Notoriamente, per accedere alla dirigenza dell’amministrazione statale nelle sue varie articolazioni si richiedono livelli di studi e conoscenze appropriate, sia per partecipare ai concorsi che per i successivi avanzamenti in carriera. Lo stesso vige nel privato, anche se in maniera meno tassativa. Quale è la ratio per cui la stessa regola non esiste per la Dirigenza politica? Giusto essere onesti e democraticamente eletti. Ma è ammissibile la mancanza di conoscenze e competenze specifiche, visti i compiti che si è destinati a svolgere, entro e fuori dei confini nazionali?
Gaetano Perillo
perillo.fortunato@
yahoo.it


Caro Perillo,
N elle democrazie, comprese quelle popolari, i meriti politici (preparazione ideologica, lealtà, militanza) prevalgono generalmente su quelli tecnico-professionali. I partiti di massa sanno che l’esercizio del potere richiede molte altre nozioni pratiche, ma preferiscono allevare la loro classe dirigente nel serraglio, vale a dire fra le quattro mura della casa-madre. Il partito fascista cercò di farlo nelle organizzazioni giovanili (Guf, Littoriali della cultura) e fece costruire accanto alla sua nuova sede (che oggi ospita il ministero degli Esteri) due file di palazzine che avrebbero accolto i giovani chiamati a Roma per frequentare corsi e seminari. Il Pci creò l’Istituto di studi comunisti in una località chiamata Frattocchie, sulla via Appia, e scelse i giovani migliori per un corso di perfezionamento a Mosca nella scuola del partito sovietico.
In Germania questo compito è assegnato per molti aspetti alle due maggiori fondazioni politiche del Paese: la Konrad Adenauer Stiftung per il partito cristiano-democratico e la Friedrich Ebert Stiftung per il partito social-democratico. In Francia il compito è stato assunto dallo Stato che forma la propria classe dirigente nelle Grandi scuole e, in particolare, nella École nationale d’administration, voluta dal generale De Gaulle dopo la fine della Seconda guerra mondiale. Non è tutto. I partiti di massa erano per molti aspetti un contro-Stato con dipartimenti e uffici che corrispondevano alle principali branche della pubblica amministrazione. Un periodo di lavoro nell’ufficio «enti locali», per esempio, preparava all’amministrazione di Comuni, Province e Regioni.

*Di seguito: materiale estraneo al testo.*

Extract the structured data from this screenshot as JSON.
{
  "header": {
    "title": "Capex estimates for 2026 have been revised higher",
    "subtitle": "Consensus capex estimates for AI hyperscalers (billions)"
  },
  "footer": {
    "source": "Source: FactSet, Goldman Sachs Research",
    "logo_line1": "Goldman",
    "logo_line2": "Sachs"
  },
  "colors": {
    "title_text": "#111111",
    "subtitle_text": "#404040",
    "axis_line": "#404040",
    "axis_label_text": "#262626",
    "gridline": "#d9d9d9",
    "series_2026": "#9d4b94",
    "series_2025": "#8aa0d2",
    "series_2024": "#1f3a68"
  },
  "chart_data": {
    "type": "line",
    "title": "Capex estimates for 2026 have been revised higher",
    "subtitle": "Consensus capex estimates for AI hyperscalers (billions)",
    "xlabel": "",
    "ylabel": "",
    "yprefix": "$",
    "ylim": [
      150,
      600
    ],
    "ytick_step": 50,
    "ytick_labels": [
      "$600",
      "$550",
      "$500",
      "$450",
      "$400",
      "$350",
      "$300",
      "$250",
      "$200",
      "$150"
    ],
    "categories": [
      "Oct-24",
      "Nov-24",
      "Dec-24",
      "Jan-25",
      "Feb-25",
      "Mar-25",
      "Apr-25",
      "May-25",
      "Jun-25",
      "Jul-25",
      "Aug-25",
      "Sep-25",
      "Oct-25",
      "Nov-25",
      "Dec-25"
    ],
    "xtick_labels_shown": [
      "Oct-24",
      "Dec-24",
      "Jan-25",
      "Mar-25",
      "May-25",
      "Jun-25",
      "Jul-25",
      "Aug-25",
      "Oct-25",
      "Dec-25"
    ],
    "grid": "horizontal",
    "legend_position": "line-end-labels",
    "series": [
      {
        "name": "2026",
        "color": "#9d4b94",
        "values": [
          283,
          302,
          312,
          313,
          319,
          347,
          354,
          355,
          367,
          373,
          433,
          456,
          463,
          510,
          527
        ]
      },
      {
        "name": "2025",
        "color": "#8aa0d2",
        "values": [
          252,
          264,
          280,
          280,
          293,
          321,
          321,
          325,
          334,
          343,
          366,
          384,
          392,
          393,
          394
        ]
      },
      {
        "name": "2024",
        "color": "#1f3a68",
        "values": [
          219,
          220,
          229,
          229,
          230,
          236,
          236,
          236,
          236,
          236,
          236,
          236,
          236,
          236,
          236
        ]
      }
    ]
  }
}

In Italia la situazione è cambiata quando la grande crisi dei partiti di massa, all’inizio degli anni Novanta, ha diffuso la convinzione che occorresse rinnovare la classe dirigente ricorrendo alla «società civile», una formula magica che gode tuttora di grande fortuna. I partiti politici si sono adeguati a questa tendenza e sono andati alla ricerca di candidati che presentassero in termini elettorali, per la loro personale popolarità e fortuna, un valore aggiunto: uomini e donne provenienti dal mondo degli affari, delle libere professioni, della cultura, dello spettacolo, del giornalismo, dello sport. La «discesa in campo» di Silvio Berlusconi e più recentemente il Movimento di Beppe Grillo con un messaggio destinato soprattutto al mondo della Rete, hanno considerevolmente ampliato il fenomeno. Vi sono stati alcuni casi in cui i nuovi arrivati hanno finito per imparare il mestiere e hanno dato alla vita politica il contributo delle loro precedenti esperienze. Ma ve ne sono stati altri, molto più numerosi, in cui la politica è stata trattata come un’occasione da cui trarre profitto, una mucca da mungere, un pollo da spennare.